A Julia package for solving saddle-path problems in continuous-time macroeconomic models using stable manifold methods.
- ✅ Ergonomic DSL for declaring continuous-time macro models with Unicode notation
- ✅ Automatic Variable Classification - States, costates, and parameters detected automatically
- ✅ Isolated Namespaces - Each solution instance has its own variable namespace
- ✅ Modular Backend System - Extensible architecture for different numerical methods
- ✅ Comprehensive Testing - 242 parser + 75 namespace + 95 computation tests passing
- 🔄 Backend Abstraction - Ready for spectral methods, finite differences, etc.
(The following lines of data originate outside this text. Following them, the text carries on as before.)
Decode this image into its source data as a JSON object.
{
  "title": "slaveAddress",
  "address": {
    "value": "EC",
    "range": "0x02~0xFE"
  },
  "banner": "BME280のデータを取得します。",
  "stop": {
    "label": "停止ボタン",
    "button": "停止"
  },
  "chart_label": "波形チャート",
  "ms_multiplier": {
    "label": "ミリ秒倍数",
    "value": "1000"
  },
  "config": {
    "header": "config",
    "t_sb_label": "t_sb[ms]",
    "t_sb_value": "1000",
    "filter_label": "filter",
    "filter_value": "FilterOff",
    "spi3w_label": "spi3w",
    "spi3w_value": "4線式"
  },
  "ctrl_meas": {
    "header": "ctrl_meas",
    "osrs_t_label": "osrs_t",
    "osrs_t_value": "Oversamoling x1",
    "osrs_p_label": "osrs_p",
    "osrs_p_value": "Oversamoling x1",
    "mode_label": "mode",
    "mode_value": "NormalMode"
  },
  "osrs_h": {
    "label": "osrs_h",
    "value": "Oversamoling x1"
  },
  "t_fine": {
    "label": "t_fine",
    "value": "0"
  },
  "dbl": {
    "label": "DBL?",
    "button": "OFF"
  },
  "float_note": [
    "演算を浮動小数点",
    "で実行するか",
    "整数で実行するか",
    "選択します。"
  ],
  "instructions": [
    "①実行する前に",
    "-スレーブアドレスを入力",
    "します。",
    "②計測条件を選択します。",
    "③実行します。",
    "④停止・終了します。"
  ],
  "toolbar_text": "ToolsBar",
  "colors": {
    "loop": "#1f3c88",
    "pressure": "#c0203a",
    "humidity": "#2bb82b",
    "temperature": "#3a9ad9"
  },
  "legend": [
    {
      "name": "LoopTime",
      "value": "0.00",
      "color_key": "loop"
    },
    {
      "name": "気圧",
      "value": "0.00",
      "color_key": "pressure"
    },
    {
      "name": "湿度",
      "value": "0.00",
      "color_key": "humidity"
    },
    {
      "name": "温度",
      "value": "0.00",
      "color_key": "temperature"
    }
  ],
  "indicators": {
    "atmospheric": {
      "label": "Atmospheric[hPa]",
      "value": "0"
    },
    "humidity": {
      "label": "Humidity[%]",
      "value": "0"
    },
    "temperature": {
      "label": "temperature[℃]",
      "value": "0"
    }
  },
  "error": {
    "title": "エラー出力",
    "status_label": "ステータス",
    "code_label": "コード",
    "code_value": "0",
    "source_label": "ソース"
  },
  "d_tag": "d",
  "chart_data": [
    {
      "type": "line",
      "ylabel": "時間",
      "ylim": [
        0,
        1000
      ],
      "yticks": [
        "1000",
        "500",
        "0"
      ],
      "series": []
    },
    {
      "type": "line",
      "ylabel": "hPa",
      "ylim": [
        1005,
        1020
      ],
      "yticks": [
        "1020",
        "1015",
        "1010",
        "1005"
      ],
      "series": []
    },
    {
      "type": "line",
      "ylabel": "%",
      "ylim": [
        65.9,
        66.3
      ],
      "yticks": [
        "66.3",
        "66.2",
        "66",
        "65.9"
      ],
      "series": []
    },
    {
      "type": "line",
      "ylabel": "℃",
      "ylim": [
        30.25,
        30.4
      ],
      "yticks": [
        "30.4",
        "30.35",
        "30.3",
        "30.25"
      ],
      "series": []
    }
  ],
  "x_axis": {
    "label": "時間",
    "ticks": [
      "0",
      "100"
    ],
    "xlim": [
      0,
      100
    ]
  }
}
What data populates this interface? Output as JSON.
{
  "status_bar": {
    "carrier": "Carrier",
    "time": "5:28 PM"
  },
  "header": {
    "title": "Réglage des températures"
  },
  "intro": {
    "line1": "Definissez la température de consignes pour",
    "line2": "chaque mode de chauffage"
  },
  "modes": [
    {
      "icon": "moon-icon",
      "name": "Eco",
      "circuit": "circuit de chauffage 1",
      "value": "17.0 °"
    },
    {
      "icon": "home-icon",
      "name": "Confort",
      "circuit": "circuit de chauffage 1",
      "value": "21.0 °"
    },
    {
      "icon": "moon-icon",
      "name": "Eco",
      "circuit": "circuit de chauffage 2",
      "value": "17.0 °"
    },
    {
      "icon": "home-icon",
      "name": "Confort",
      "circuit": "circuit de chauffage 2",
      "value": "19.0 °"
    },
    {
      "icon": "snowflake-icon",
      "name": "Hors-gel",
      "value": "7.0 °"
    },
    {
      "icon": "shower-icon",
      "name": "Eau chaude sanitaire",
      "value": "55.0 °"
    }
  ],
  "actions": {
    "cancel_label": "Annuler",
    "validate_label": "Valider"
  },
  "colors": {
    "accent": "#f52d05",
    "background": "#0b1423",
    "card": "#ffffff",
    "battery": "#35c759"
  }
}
- 🔄 Test-Driven Development - Extensive test suite with 60+ computation tests written
using Pkg
Pkg.add("SaddlePaths")using SaddlePaths
# Define a Ramsey growth model with automatic variable classification
@model ramsey begin
# c(k) notation automatically marks c as costate variable
# Greek letters (α, δ, ρ) automatically detected as parameters
# k is automatically classified as state variable
𝑑c = c(k) * (α * k^(α - 1) - δ - ρ)
𝑑k = k^α - δ * k - c(k)
end
# Model structure is automatically created:
# - state = [:k]
# - costate = [:c]
# - params = [:α, :δ, :ρ]
# Create numerical solution with isolated namespace
solution = NumericalSolution(ramsey, [0.3, 0.1, 0.05]) # α, δ, ρ
# Evaluate ODEs at specific points
state_vals = [1.5] # k = 1.5
costate_vals = [0.8] # c = 0.8
dk, dc = evaluate_all_odes(solution, state_vals, costate_vals)
# Clean up namespace when done
cleanup!(solution)- ✅ Parser: Fully implemented with 242 tests passing
- ✅ Namespace Management: Complete isolation system for multiple solutions (75/75 tests)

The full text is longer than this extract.